Ah, there is is. So the Resque::Logging.log proxies onto the Resque.logger if it is defined.
module Resque
# Include this module in classes you wish to have logging facilities
module Logging
module_function
# Thunk to the logger's own log method (if configured)
def self.log(severity, message)
Resque.logger.__send__(severity, message) if Resque.logger
end
# Log level aliases
def debug(message); Logging.log :debug, message; end
def info(message); Logging.log :info, message; end
def warn(message); Logging.log :warn, message; end
def error(message); Logging.log :error, message; end
def fatal(message); Logging.log :fatal, message; end
end
end
Let’s try it.
% rails c
Loading development environment (Rails 6.1.7)
rirb: warn: can't alias measure from irb_measure.
irb(main):001> Resque.logger.debug('blah')
/Users/rl/.asdf/installs/ruby/3.3.0/lib/ruby/3.3.0/logger.rb:384:in `level': undefined method `[]' for nil (NoMethodError)
@level_override[Fiber.current] || @level
Ah, that’s a problem. The Resque.logger we’re using seem incompatable with Logger.
And we’re not the only ones to see this. https://talk.jekyllrb.com/t/error-when-executing-bundle-install/8822/6
It would appear that Logger has changed, there is a fix in Jekyll 4.3.3 for their issue. So what’s our issue.
They have also fixed it. Logger initializer has changed, so if you’re going to use it sub-class Logger use their initializer. Upgrading to bundle update mono_logger bumps the version to 1.1.2 and fixed our issue.
Honestly, Ruby 3.2.2 to Ruby 3.3.0 upgrades have been really painless. I’ve hit every server and installed Ruby 3.3.0 with YJIT enabled and we’re ready to go as soon as the new Ruby_3.3.0 branches specs pass.
However, this one is rather annoying.
% bundle install
Fetching gem metadata from https://rubygems.org/........
Resolving dependencies....................

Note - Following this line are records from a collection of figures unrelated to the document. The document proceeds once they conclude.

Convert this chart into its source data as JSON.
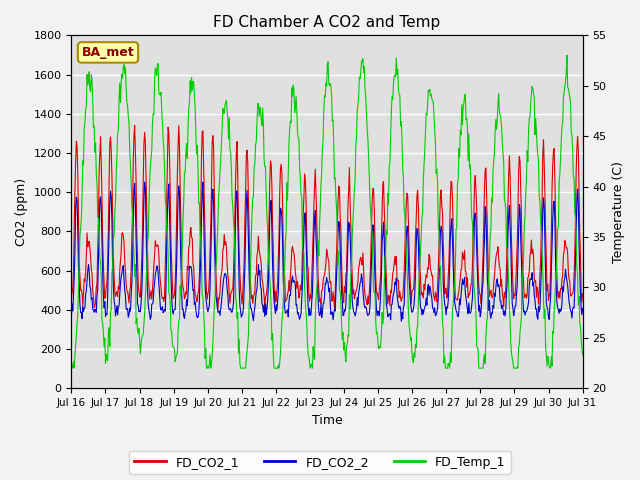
{
  "title": "FD Chamber A CO2 and Temp",
  "xlabel": "Time",
  "ylabel_left": "CO2 (ppm)",
  "ylabel_right": "Temperature (C)",
  "ylim_left": [
    0,
    1800
  ],
  "ylim_right": [
    20,
    55
  ],
  "yticks_left": [
    0,
    200,
    400,
    600,
    800,
    1000,
    1200,
    1400,
    1600,
    1800
  ],
  "yticks_right": [
    20,
    25,
    30,
    35,
    40,
    45,
    50,
    55
  ],
  "xtick_labels": [
    "Jul 16",
    "Jul 17",
    "Jul 18",
    "Jul 19",
    "Jul 20",
    "Jul 21",
    "Jul 22",
    "Jul 23",
    "Jul 24",
    "Jul 25",
    "Jul 26",
    "Jul 27",
    "Jul 28",
    "Jul 29",
    "Jul 30",
    "Jul 31"
  ],
  "color_co2_1": "#dd0000",
  "color_co2_2": "#0000cc",
  "color_temp": "#00cc00",
  "bg_color": "#e0e0e0",
  "fig_color": "#f2f2f2",
  "legend_label_1": "FD_CO2_1",
  "legend_label_2": "FD_CO2_2",
  "legend_label_3": "FD_Temp_1",
  "annotation_text": "BA_met",
  "annotation_bg": "#ffffaa",
  "annotation_border": "#aa8800",
  "grid_color": "#ffffff",
  "num_days": 15,
  "seed": 12345
}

--- ERROR REPORT TEMPLATE -------------------------------------------------------
NoMethodError: undefined method `version' for an instance of Bundler::IncompleteSpecification
This current Gemfile.lock indicates we last bundled this with Bunder 2.3.20. I know the latest version is 2.5.5
RUBY VERSION
ruby 3.2.2p53
BUNDLED WITH
2.3.20
Ok in the Gemfile we have locked to a specific version of bundler, I’m not sure why. I’d think that bundler is pretty safe to allow the host system to have whatever version is installed manage this.
gem 'bundler', '~> 2.3.8'
If I remove this line from the Gemfile, nothing changes. I still get Unfortunately, an unexpected error occurred, and Bundler cannot continue. It’s expecting that version of bundler to manage it still.
Bundler 2.3.20
Platforms ruby, arm64-darwin-23
Ruby 3.3.0p0 (2023-12-25 revision 5124f9ac7513eb590c37717337c430cb93caa151) [arm64-darwin-23]
Full Path /Users/rl/.asdf/installs/ruby/3.3.0/bin/ruby
Config Dir /Users/rl/.asdf/installs/ruby/3.3.0/etc
RubyGems 3.5.3
Gem Home /Users/rl/.asdf/installs/ruby/3.3.0/lib/ruby/gems/3.3.0
Gem Path /Users/rl/.gem/ruby/3.3.0:/Users/rl/.asdf/installs/ruby/3.3.0/lib/ruby/gems/3.3.0
User Home /Users/rl
User Path /Users/rl/.gem/ruby/3.3.0
Bin Dir /Users/rl/.asdf/installs/ruby/3.3.0/bin
OpenSSL
Compiled OpenSSL 3.2.0 23 Nov 2023
Loaded OpenSSL 3.2.0 23 Nov 2023
Cert File /opt/homebrew/etc/openssl@3/cert.pem
Cert Dir /opt/homebrew/etc/openssl@3/certs
Tools
Git 2.39.3 (Apple Git-145)
RVM not installed
rbenv not installed
chruby not installed
Even if 2.5.5 is the default.
% gem list bundler
*** LOCAL GEMS ***
bundler (2.5.5, default: 2.5.3, 2.4.21, 2.4.0, 2.3.20)
bundler-audit (0.9.1)
capistrano-bundler (2.1.0, 2.0.1)
So I have to force bundler to use the correct version for this bundle install to work. And success.
bundle _2.5.5_ install
---8<---
Bundle complete! 115 Gemfile dependencies, 321 gems now installed.
Use `bundle info [gemname]` to see where a bundled gem is installed.